At 5’9″, Albies possesses an innate ability to make consistent, solid contact from both sides of the plate. Though his power is severely limited by his stature, Albies’ ability to handle the bat combined with 70-grade speed make him a very intriguing top-of-the-order hitter for Atlanta’s future. Albies has also proven to be a very capable defender with smooth actions and a strong arm. Though he has only played shortstop to this point, many believe that Albies could seamlessly make the transition to second base if needed, which only increases his value. Albies’ performance thus far and the lack of middle infield depth for the Braves raises a very interesting question: Is it possible that Albies could reach Atlanta this season despite being just 19 years old?

Most prospects who reach the major leagues before turning 20 are considered generational talents, with the most recent examples being outfielders Bryce Harper and Mike Trout. Both players possess all-around skills that have enabled them to not only debut at a young age, but debut with a high level of success. Albies brings a different package of tools to the table, as he relies on his speed and a steady approach at the plate to supplement his lack of power. Braves fans may recall a similar prospect in Rafael Furcal, who debuted in Atlanta in 2000 with only 10 at-bats above Class-A. Furcal utilized his combination of speed, on-base ability, and defense to make an instant impact for the Braves. After breaking camp with the major-league club, Furcal posted a batting line of .295/.394/.382 with 40 stolen bases, earning the National League Rookie of the Year for his efforts.

It is certainly possible that Albies could earn a promotion to Atlanta this year, given his advanced approach and the Braves’ need for consistency at second base. One other factor could be the potential trade of newly-acquired shortstop Erick Aybar, who stands as a solid bet to be traded at some point this season due to his impending free agency next offseason. The Braves have not been shy about tearing down their roster, and if Aybar is moved it could open the door for Albies to assume a starting job in Atlanta. Aybar has reportedly received interest from the St. Louis Cardinals in recent days, as their everyday shortstop Jhonny Peralta is expected to be out 2-3 months with a torn thumb ligament. If a move it made prior to the regular season, it could only expedite the process of getting Albies regular playing time at the major league level. This could be something to monitor in the coming weeks.

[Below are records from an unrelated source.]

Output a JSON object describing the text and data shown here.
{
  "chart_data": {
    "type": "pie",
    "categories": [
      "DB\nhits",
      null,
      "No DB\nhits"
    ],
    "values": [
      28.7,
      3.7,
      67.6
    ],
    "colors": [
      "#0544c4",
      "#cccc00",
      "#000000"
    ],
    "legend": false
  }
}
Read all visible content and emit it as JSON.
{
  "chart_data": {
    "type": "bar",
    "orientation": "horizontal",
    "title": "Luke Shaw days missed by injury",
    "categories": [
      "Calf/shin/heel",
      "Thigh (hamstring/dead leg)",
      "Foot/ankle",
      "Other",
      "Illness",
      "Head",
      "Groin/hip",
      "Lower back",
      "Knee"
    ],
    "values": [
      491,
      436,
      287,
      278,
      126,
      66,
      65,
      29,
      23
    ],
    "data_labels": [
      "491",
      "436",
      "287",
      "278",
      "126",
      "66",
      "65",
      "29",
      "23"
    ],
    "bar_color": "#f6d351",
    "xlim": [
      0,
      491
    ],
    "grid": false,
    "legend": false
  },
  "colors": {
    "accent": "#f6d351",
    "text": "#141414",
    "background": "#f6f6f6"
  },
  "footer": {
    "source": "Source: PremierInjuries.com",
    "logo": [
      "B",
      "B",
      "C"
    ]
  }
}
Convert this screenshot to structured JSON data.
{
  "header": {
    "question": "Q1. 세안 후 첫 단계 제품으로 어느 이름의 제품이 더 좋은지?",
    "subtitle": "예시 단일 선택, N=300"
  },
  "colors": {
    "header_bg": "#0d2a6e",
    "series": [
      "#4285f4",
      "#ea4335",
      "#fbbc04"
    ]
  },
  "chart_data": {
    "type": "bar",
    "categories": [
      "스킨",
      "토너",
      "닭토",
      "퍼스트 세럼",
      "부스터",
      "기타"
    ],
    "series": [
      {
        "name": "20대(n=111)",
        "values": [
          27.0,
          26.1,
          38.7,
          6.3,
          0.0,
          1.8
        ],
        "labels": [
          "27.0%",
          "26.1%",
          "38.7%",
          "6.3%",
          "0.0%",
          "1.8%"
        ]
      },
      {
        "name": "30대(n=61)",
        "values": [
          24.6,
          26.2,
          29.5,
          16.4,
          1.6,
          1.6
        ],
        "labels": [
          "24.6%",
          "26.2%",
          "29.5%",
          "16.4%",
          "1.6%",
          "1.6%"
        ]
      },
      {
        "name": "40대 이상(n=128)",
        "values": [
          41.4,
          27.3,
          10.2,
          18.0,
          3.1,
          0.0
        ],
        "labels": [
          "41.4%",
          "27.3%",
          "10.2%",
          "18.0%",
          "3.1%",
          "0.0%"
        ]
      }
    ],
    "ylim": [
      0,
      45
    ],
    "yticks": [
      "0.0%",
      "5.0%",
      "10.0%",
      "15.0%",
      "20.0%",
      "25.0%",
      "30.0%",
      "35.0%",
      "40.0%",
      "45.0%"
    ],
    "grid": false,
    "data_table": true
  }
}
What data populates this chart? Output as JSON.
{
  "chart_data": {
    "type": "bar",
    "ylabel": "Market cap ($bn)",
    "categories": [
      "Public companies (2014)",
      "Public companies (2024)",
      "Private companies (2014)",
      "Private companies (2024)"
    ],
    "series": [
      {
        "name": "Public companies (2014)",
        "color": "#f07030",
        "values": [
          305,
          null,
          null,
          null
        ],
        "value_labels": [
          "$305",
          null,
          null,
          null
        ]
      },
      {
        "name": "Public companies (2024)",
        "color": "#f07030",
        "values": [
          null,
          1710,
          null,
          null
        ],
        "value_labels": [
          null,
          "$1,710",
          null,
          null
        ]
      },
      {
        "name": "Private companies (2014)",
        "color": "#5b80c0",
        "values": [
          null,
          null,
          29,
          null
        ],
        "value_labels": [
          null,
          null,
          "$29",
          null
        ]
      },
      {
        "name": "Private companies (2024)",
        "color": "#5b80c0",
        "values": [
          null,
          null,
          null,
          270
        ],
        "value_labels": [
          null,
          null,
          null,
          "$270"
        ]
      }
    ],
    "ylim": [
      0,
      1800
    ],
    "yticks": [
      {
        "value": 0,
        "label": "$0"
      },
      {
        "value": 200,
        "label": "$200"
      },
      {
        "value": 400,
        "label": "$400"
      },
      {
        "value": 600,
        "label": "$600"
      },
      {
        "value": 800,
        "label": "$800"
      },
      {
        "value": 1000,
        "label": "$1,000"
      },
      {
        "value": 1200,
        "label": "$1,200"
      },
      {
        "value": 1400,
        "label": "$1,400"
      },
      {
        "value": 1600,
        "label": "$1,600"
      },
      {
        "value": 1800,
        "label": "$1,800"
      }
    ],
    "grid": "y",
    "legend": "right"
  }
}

While it may not be prudent or feasible for the Braves to break camp with Albies occupying a starting job at either shortstop or second base, the possibility exists that he could make a profound impact on the roster later in the season. The Braves have high hopes for Albies, and even if his promotion is delayed somewhat (possibly until 2017), the young man’s performance so far this spring has only enhanced the belief that he will be an impact player for the Braves sometime in the future.